Everyone was conversing, at least everyone but the three other rookies. I walked over to one of the silent young arms and introduced myself. The kid I spoke with was David Rubalcaba, the closer we choose this season in the second round. Dave was only eighteen like me, and seemed to be an interesting character. The other rookies were Leo Plaza, a reliever selected in the tenth and final round and John Funston, the club’s first round pick.
We pitchers were put up in that Holiday Inn for our first two days in Broken Arrow before moving into our permanent residences. Each person was assigned a roommate, and I was paired with Dave Rubalcaba. The first couple minutes alone with Dave in our room were awkward, than I broke the ice. I opened my suitcase and pulled out my black, leather pouch, and emptied the contents onto the desk by the TV. “You smoke?” I asked him. I rolled probably the best blunt of my life, sealing the Dutch with honey and gave my new friend the ceremonious fist hit. From that point on we got along just fine. At the end of the two days everyone departed the hotel for our new domiciles. Veterans were allowed to live whichever way they pleased, but the rookies were inserted into houses currently occupied by families with an extra bed.

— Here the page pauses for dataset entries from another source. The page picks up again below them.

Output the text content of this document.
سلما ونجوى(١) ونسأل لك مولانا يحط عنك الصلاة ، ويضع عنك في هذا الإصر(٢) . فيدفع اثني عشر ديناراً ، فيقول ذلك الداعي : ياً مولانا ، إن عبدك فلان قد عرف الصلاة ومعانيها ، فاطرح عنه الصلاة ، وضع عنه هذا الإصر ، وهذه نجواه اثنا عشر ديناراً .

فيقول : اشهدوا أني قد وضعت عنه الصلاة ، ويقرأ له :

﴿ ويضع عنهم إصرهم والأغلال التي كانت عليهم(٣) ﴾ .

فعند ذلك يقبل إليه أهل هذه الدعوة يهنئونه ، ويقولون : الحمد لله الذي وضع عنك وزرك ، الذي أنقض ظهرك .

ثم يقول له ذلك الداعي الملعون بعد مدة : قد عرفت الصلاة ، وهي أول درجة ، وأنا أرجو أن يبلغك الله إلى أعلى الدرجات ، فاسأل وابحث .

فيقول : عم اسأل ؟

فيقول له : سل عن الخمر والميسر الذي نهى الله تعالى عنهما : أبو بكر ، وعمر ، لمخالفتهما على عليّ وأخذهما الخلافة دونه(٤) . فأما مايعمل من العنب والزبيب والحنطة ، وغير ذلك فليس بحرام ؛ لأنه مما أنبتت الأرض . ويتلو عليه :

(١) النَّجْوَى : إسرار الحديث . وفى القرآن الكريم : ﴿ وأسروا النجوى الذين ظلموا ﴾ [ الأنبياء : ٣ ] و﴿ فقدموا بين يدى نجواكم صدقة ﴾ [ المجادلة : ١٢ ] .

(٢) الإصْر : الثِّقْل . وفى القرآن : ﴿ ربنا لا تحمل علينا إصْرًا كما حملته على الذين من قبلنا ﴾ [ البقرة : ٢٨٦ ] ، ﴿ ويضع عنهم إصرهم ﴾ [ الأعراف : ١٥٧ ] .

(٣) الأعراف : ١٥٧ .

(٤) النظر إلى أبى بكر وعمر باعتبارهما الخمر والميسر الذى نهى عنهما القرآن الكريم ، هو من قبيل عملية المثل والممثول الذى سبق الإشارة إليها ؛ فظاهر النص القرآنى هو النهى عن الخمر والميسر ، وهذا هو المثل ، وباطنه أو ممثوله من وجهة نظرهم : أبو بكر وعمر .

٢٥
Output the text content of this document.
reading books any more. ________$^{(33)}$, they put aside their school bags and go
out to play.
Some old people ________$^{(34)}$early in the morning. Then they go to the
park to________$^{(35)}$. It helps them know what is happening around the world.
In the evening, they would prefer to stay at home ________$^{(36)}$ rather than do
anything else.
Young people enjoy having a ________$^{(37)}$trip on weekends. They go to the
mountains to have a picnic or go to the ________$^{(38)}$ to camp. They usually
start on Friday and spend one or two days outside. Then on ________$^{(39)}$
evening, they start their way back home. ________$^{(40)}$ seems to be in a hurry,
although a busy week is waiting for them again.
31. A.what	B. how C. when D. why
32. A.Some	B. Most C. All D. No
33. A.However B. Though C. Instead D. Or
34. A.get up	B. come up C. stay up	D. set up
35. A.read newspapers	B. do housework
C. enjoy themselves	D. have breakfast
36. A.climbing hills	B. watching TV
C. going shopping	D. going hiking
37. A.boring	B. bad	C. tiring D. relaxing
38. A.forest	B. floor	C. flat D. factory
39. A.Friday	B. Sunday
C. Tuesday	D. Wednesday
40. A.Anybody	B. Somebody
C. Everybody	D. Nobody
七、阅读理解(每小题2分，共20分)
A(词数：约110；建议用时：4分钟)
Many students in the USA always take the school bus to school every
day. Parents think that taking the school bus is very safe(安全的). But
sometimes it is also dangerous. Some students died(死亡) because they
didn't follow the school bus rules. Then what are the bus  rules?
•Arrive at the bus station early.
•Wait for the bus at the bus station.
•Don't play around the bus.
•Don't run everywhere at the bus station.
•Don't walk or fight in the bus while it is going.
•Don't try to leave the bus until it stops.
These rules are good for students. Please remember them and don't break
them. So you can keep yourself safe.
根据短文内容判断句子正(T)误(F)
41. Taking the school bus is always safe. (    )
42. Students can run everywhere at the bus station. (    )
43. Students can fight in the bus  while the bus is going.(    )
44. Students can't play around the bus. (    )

When I arrived at my new home a bubbly motherly type, dressed in a long, blue dress hugged me and introduced herself as my host mother. The house was the epitome of the American home. A white picket fence surrounded the lush, green yard leading up the front stoop, and shutters lined the windows of the quaint, white house, which I soon entered. A man sat, legs crossed, at the kitchen table sipping a cup of coffee. This gentleman is the only person I can truly call Dad. The two gracious souls who opened their house to me soon explained their situation. John, the man of the house, worked at the Blue Bell Ice Cream Plant on 81st Street just off Highway 51. Diane, the warm lady that met my cab, stayed at home except for Thursdays when she worked part time as a secretary at the local high school. The two had one child, named Taylor, around my age, whom I would be sharing a room with. God I hoped that he smoked.